The vines start to bud in May and will be in full flower for English Wine Week with harvest time bringing a frenzy of activity to the tranquil rural site come October.
“It’s a labour of love but very satisfying,” says co-owner Sharon Maiden.
“Given longer summers and milder winters, our wines increasingly benefit from a fruity, floral flavour that make them uniquely English.”
I agree, and having stocked up at the cellar door, I’ll be embracing home-grown wines from now on.

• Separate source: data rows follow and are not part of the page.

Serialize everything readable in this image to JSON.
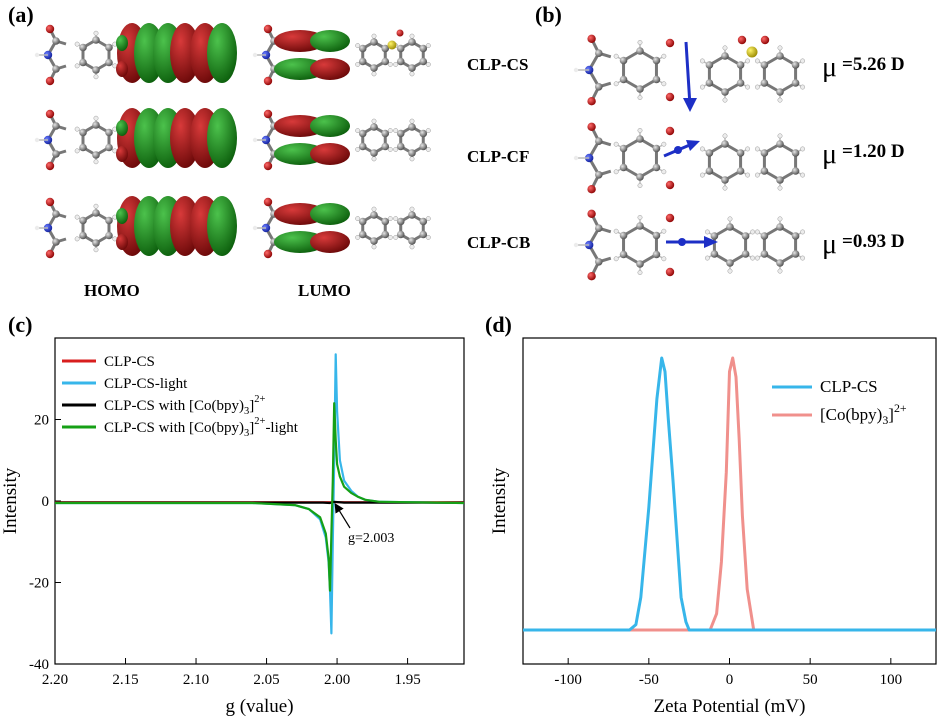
{
  "panels": {
    "a": {
      "label": "(a)",
      "col_homo": "HOMO",
      "col_lumo": "LUMO"
    },
    "b": {
      "label": "(b)",
      "rows": [
        {
          "name": "CLP-CS",
          "mu": "=5.26 D"
        },
        {
          "name": "CLP-CF",
          "mu": "=1.20 D"
        },
        {
          "name": "CLP-CB",
          "mu": "=0.93 D"
        }
      ],
      "mu_symbol": "μ"
    },
    "c": {
      "label": "(c)"
    },
    "d": {
      "label": "(d)"
    }
  },
  "colors": {
    "red": "#d81e1e",
    "lightblue": "#37b6ea",
    "black": "#000000",
    "green": "#16a016",
    "salmon": "#f0908c",
    "orbital_red": "#9a1010",
    "orbital_green": "#1e8a1e",
    "arrow_blue": "#1d2fc6"
  },
  "chart_data": [
    {
      "type": "line",
      "panel": "c",
      "xlabel": "g (value)",
      "ylabel": "Intensity",
      "xlim": [
        2.2,
        1.91
      ],
      "xreversed": true,
      "ylim": [
        -40,
        40
      ],
      "xticks": [
        2.2,
        2.15,
        2.1,
        2.05,
        2.0,
        1.95
      ],
      "xtick_labels": [
        "2.20",
        "2.15",
        "2.10",
        "2.05",
        "2.00",
        "1.95"
      ],
      "yticks": [
        -40,
        -20,
        0,
        20
      ],
      "ytick_labels": [
        "-40",
        "-20",
        "0",
        "20"
      ],
      "annotation": {
        "text": "g=2.003",
        "x": 2.003,
        "y": 0
      },
      "legend_position": "top-left",
      "series": [
        {
          "name": "CLP-CS",
          "color_key": "red",
          "x": [
            2.2,
            2.03,
            2.01,
            2.005,
            2.002,
            1.995,
            1.98,
            1.91
          ],
          "y": [
            -0.3,
            -0.3,
            -0.3,
            -0.3,
            -0.3,
            -0.3,
            -0.3,
            -0.3
          ]
        },
        {
          "name": "CLP-CS-light",
          "color_key": "lightblue",
          "x": [
            2.2,
            2.06,
            2.03,
            2.02,
            2.012,
            2.008,
            2.006,
            2.005,
            2.004,
            2.003,
            2.002,
            2.001,
            2.0,
            1.998,
            1.995,
            1.99,
            1.985,
            1.98,
            1.97,
            1.91
          ],
          "y": [
            -0.5,
            -0.5,
            -1.0,
            -2.0,
            -4.5,
            -9.0,
            -15.0,
            -22.0,
            -32.5,
            -10.0,
            10.0,
            36.0,
            22.0,
            10.0,
            5.0,
            2.5,
            1.0,
            0.3,
            -0.2,
            -0.5
          ]
        },
        {
          "name": "CLP-CS with [Co(bpy)3]2+",
          "color_key": "black",
          "x": [
            2.2,
            2.03,
            2.01,
            2.005,
            2.002,
            1.995,
            1.98,
            1.91
          ],
          "y": [
            -0.4,
            -0.4,
            -0.4,
            -0.5,
            -0.2,
            -0.4,
            -0.4,
            -0.4
          ]
        },
        {
          "name": "CLP-CS with [Co(bpy)3]2+-light",
          "color_key": "green",
          "x": [
            2.2,
            2.06,
            2.03,
            2.02,
            2.012,
            2.008,
            2.006,
            2.005,
            2.004,
            2.003,
            2.002,
            2.001,
            2.0,
            1.998,
            1.995,
            1.99,
            1.985,
            1.98,
            1.97,
            1.91
          ],
          "y": [
            -0.5,
            -0.5,
            -1.0,
            -2.0,
            -4.0,
            -8.0,
            -14.0,
            -22.0,
            -8.0,
            5.0,
            24.0,
            15.0,
            9.0,
            6.0,
            3.5,
            2.0,
            1.0,
            0.3,
            -0.2,
            -0.5
          ]
        }
      ],
      "legend": [
        {
          "text": "CLP-CS",
          "color_key": "red"
        },
        {
          "text": "CLP-CS-light",
          "color_key": "lightblue"
        },
        {
          "text": "CLP-CS with [Co(bpy)",
          "sub": "3",
          "sup": "2+",
          "tail": "",
          "color_key": "black"
        },
        {
          "text": "CLP-CS with [Co(bpy)",
          "sub": "3",
          "sup": "2+",
          "tail": "-light",
          "color_key": "green"
        }
      ]
    },
    {
      "type": "line",
      "panel": "d",
      "xlabel": "Zeta Potential (mV)",
      "ylabel": "Intensity",
      "xlim": [
        -128,
        128
      ],
      "ylim": [
        0,
        1.2
      ],
      "xticks": [
        -100,
        -50,
        0,
        50,
        100
      ],
      "xtick_labels": [
        "-100",
        "-50",
        "0",
        "50",
        "100"
      ],
      "legend_position": "top-right",
      "series": [
        {
          "name": "CLP-CS",
          "color_key": "lightblue",
          "x": [
            -128,
            -62,
            -58,
            -55,
            -50,
            -45,
            -42,
            -40,
            -38,
            -35,
            -30,
            -27,
            -25,
            -20,
            128
          ],
          "y": [
            0,
            0,
            0.02,
            0.12,
            0.45,
            0.85,
            1.0,
            0.95,
            0.78,
            0.55,
            0.12,
            0.03,
            0,
            0,
            0
          ]
        },
        {
          "name": "[Co(bpy)3]2+",
          "color_key": "salmon",
          "x": [
            -128,
            -12,
            -8,
            -5,
            -2,
            0,
            2,
            4,
            6,
            8,
            11,
            15,
            128
          ],
          "y": [
            0,
            0,
            0.06,
            0.25,
            0.58,
            0.95,
            1.0,
            0.93,
            0.7,
            0.42,
            0.15,
            0,
            0
          ]
        }
      ],
      "legend": [
        {
          "text": "CLP-CS",
          "color_key": "lightblue"
        },
        {
          "text": "[Co(bpy)",
          "sub": "3",
          "sup": "2+",
          "tail": "",
          "color_key": "salmon"
        }
      ]
    }
  ]
}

After all, how better to celebrate The Queen’s Platinum Jubilee weekend than raising a glass of new-generation English wine.
My latest assignment took me to the wide-open spaces of Northumberland.
I was there researching a feature for Discover Britain magazine about events to celebrate the 1900 years since the Romans started building Hadrian’s Wall [pictured above].
The Wall, built over seven years from 122AD, comprised a series of a gates or milecastles every Roman mile (0.92 miles), to control the troublesome frontier of northern England. It used some 800,000 cubic metres of hand-carved stone, gouged laboriously from local quarries.
But this trip wasn’t just about Roman heritage. I was interested in the way that two icons of British history hail from the Northeast.
As well the 1900 Festival this year along the length of Hadrian’s Wall, there’s also a major art exhibition coming to a gallery in travel-hub Newcastle.
The Lindisfarne Gospels, the Anglo-Saxon manuscripts on loan from The British Library, will return to the Northeast for the first time in many years.
Julie Milne, Chief Curator of Art Galleries, including the Laing Art Gallery, says:
“The shiver-down-spine moment for me was when I first saw The Gospels close up. I’m fascinated by the intricacy of the artwork, especially given the hard conditions under which they were produced.”
Back on the Roman-heritage trail, I later visited the Great North Museum, where the Hadrian’s Wall Gallery includes an evocative set of Roman tombstones [pictured below] amongst the exhibits.
Most of all, I learnt how, far from a remote outpost of a dwindling empire, the Northeast of England is a hotbed of historical interest.
The events that connect the Wall and the Gospels this year offer living testimony to Northeast England’s crucial part in British history.
Spring finds me driving the rural backroads of south Cheshire.
I’m here on assignment for Telegraph Travel, writing a postcard from Cheshire as part of a series of articles by writers around the UK.
Each one is about an under-the-radar destinations for UK staycations with a sprinkle of celebratory stardust.
My journey took me to Nantwich, the historic market town, and the Combermere Estate on the Cheshire-Shropshire border.
I also visited the new Three Wrens gin distillery, where I met distillery dog, Rocky [pictured above].
Here’s a taster of my article:
The historic market town of Nantwich has all the history of county-hub Chester, albeit on a smaller scale.
The jumble of cobbled streets and half-timbered houses have hosted Norman lords, survived medieval fires, and been occupied by the Parliamentarian forces during the mid 1600s when Nantwich defied Chester, coming out against Charles I during the Civil War.
The Market Hall has been singing the praises of Cheshire Cheese since the town’s genteel Victorian era.
“I think visitors appreciate the slow-travel tranquillity of South Cheshire while being surprised by the quality of its local produce,” says Sarah Callander-Beckett, the owner and current lady of the manor at Combermere Abbey.
“This region is steeped in rural heritage but has moved with the times to offer high quality and an individual experience.”